Sweden was the first country to implement a breast cancer screening program, followed by many others in the late 1980s and early 1990s. In 2003, the Resolution on Breast Cancer was passed by the European Union. The legislation calls for setting up breast cancer screening programs based on European guidelines with the goal of reducing breast cancer mortality by 25% by 2008 in addition to reducing disparities in 5-year survival rates between countries. Most E.U. nations have now created at least pilot programs for breast cancer screening, and nearly all of these programs screen women every 2 years starting at age 50.

Breast cancer incidence has tended to be highest in the socioeconomically well-developed countries of Western and Northern Europe, countries where the risk factors for breast cancer—including avoidance or postponement of childbirth and hormone use—are common. This pattern of incidence has influenced where and when screening programs have been instituted, although the availability of resources has also played a role.
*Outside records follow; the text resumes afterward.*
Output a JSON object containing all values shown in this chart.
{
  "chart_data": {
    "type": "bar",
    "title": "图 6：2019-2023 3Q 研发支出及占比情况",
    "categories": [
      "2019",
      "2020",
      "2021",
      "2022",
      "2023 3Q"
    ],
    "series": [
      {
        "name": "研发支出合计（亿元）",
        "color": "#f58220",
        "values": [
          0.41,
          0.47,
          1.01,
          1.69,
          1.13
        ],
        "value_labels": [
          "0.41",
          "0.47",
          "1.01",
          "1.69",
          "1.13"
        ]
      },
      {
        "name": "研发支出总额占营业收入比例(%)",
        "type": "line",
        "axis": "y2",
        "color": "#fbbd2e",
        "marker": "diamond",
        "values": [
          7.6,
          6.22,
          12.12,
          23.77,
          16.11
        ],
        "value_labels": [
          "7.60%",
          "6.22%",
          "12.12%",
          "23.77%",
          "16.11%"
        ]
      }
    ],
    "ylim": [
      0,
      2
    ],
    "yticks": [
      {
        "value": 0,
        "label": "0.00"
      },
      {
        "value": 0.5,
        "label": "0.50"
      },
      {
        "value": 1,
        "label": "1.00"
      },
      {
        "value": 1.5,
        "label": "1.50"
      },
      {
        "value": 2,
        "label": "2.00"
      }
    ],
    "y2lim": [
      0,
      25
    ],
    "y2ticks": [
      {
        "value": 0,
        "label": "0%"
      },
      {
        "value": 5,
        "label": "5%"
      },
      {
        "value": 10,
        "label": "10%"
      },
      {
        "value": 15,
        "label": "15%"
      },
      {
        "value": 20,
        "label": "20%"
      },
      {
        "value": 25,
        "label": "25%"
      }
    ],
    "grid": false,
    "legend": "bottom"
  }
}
These decisions are often made at a national level, and "a country like Hungary has to be really careful about where they put their resources," said Rachel Ballard-Barbash, M.D., Ph.D., associate director for the Applied Research Program at the National Cancer Institute.

But whether breast cancer screening is responsible for lower breast cancer mortality is not yet known. Breast cancer mortality began to decline in Europe before these programs were created "almost certainly due to the use of tamoxifen and adjuvant therapy," said Miller. But if screening does prove to have an effect, he expects this will show up within the next 5 years.

In the coming years, Europe will face many more challenges in the continent's anticancer efforts. Europe's population is aging, too many people continue to smoke, governments need to find resources for both cancer control and treatment, and few have organized national cancer programs such as those that the World Health Organization is now recommending. "Europe is good about treatment," said Miller, "but hasn't done much on the other aspects of cancer control."



Lung Cancer Incidence* in Europe, 2002

 Region/Country        Males        Females      

 Eastern Europe        65.7        8.7      
 Hungary        94.6        24.9      
 Poland        82.0        14.6      
 Czech Republic        66.1        13.3      
 Southern Europe        56.9        9.2      
 Croatia        76.4        12.7      
 Italy        58.0        10.7      
 Portugal        34.2        6.0      
 Western Europe        50.9        12.0      
 Belgium        75.3        12.2      
 France        52.6        8.8      
 Germany        46.7        12.7      
 Northern Europe        44.3        21.3      
 United Kingdom        48.1        24.9      
 Denmark        45.3        29.8      
 Sweden        21.1        14.4      

* Rates are per 100,000 and are age-adjusted to the world standard population.